The Deerfield-based drugstore chain, the nation's largest, said its board needs more time to settle on the combined management team, future capital structure, and the legal and financial framework for how to complete the transaction.
In a conference call with analysts, Walgreen CEO Greg Wasson said he and the board need 4 to 6 more weeks to work out some of those "complex issues," citing "a lot of moving parts."
Walgreen paid $6.7 billion in 2012 to buy a 45 percent stake in Swiss-based Alliance Boots, with the option to buy the remainder of the company before 2016. Walgreen executives have said they expect to complete the deal as planned.

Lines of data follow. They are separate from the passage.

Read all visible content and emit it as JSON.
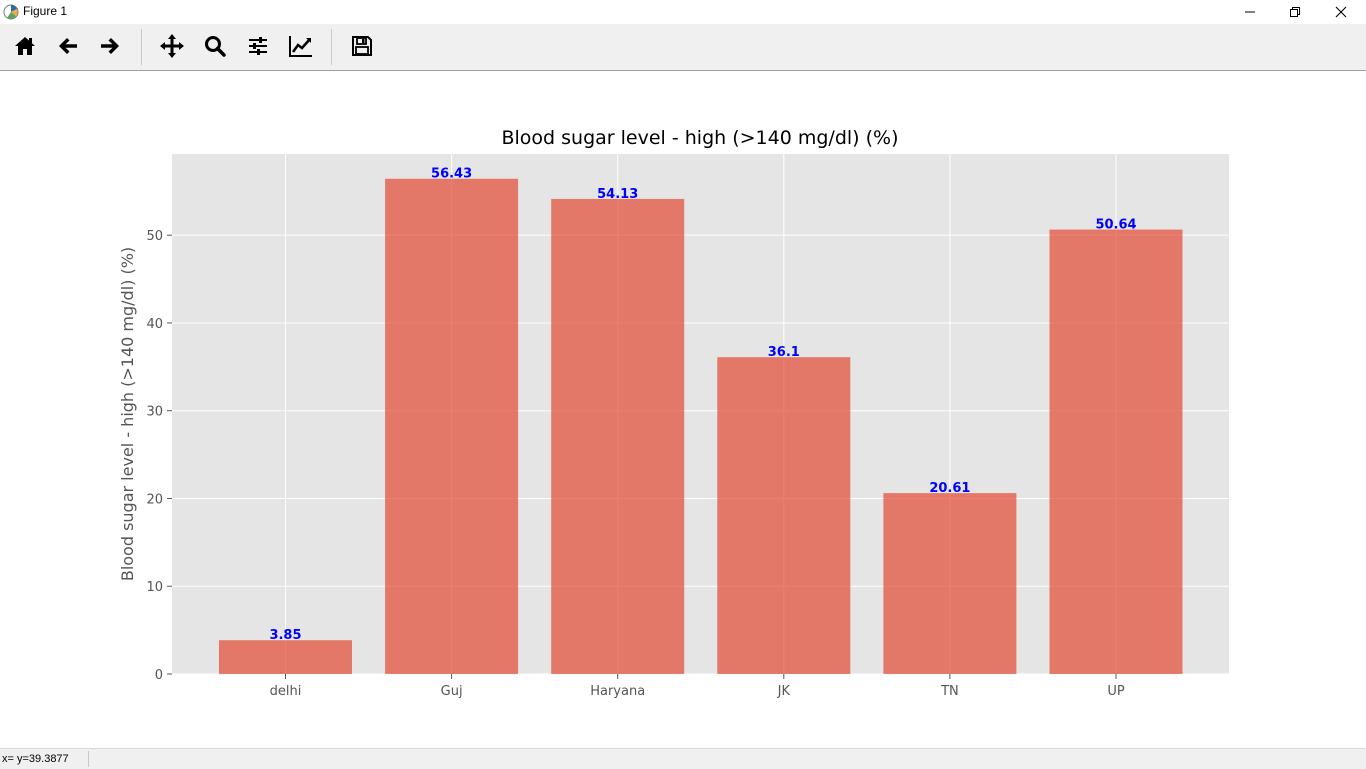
{
  "window": {
    "title": "Figure 1",
    "buttons": [
      "minimize-icon",
      "restore-icon",
      "close-icon"
    ]
  },
  "toolbar": {
    "buttons": [
      "home-icon",
      "back-arrow-icon",
      "forward-arrow-icon",
      "pan-icon",
      "zoom-icon",
      "configure-subplots-icon",
      "edit-axis-icon",
      "save-icon"
    ]
  },
  "status": {
    "coords": "x= y=39.3877"
  },
  "colors": {
    "bar": "#E24A33",
    "value_label": "#0000FF",
    "axes_bg": "#E5E5E5",
    "grid": "#FFFFFF"
  },
  "chart_data": {
    "type": "bar",
    "title": "Blood sugar level - high (>140 mg/dl) (%)",
    "xlabel": "",
    "ylabel": "Blood sugar level - high (>140 mg/dl) (%)",
    "categories": [
      "delhi",
      "Guj",
      "Haryana",
      "JK",
      "TN",
      "UP"
    ],
    "values": [
      3.85,
      56.43,
      54.13,
      36.1,
      20.61,
      50.64
    ],
    "value_labels": [
      "3.85",
      "56.43",
      "54.13",
      "36.1",
      "20.61",
      "50.64"
    ],
    "ylim": [
      0,
      59.25
    ],
    "yticks": [
      0,
      10,
      20,
      30,
      40,
      50
    ],
    "grid": true,
    "style": "ggplot"
  }
}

After it completes the expected takeover, Walgreen is facing increasing shareholder pressure to re-domicile in Europe via a corporate inversion, a maneuver that allows U.S. companies to move its headquarters to a foreign country largely to take advantage of a lower corporate tax rate.
Walgreen executives on Tuesday would not address the issue of inversion specifically, but Chief Financial Officer Wade Miquelon said the company is "looking at everything" that would create long-term value for shareholders.

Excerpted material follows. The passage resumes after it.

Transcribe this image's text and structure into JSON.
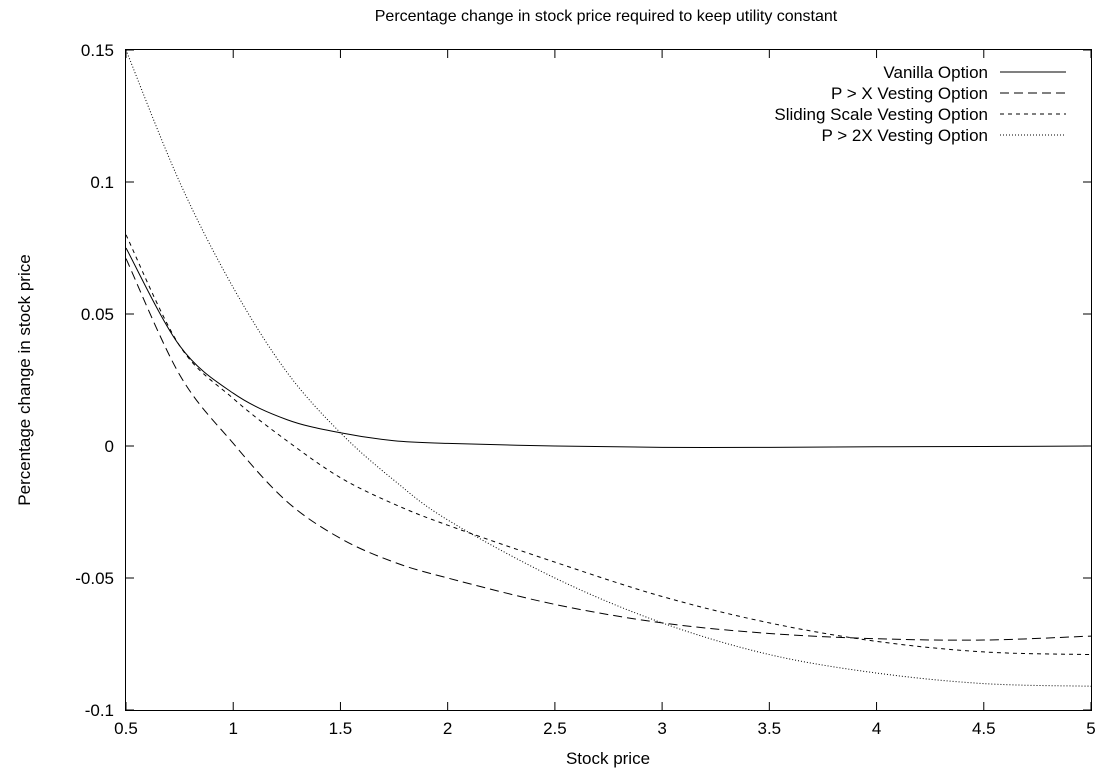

Aside from requiring more time to hash out the deal structure, Walgreen said it pulled its 2016 projections in part because both companies' financial performance has lagged projections. When Walgreen and Boots announced the deal in 2012, executives had expected the combined company's adjusted operating income in 2016 would be $9 billion to $9.5 billion on revenue of $130 billion.
"We weren't in the last couple of quarters...tracking...to hit those adjusted earnings numbers," Wasson said. "With our current performance, we didn't think that was achievable."
Shares fell $1.87, or 2.5 percent, at $71.86 in midmorning trading, as Walgreen reported quarterly results that fell short of Wall Street expectations.
Walgreen said third quarter net income rose 15.7 percent to $722 million, benefiting from a lower tax rate resulting from increased foreign income.
Revenue rose 5.9 percent to $19.4 billion missing estimates by $80 million.
The retailers said it earned 75 cents a share, up from 65 cents in the same period a year ago.
Adjusted for certain items, earnings per share were 91 cents, missing analysts' estimates by 3 cents.
Sales in stores open at least a year rose 4.8 percent in the quarter, while customer traffic was down 0.7 percent. The average basket size jumped 2.9 percent.
Walgreens stores filled 218 million prescriptions in the quarter, up 4.5 percent over the year-ago period, helping the company to raise its market share to 19 percent, according to IMS Health.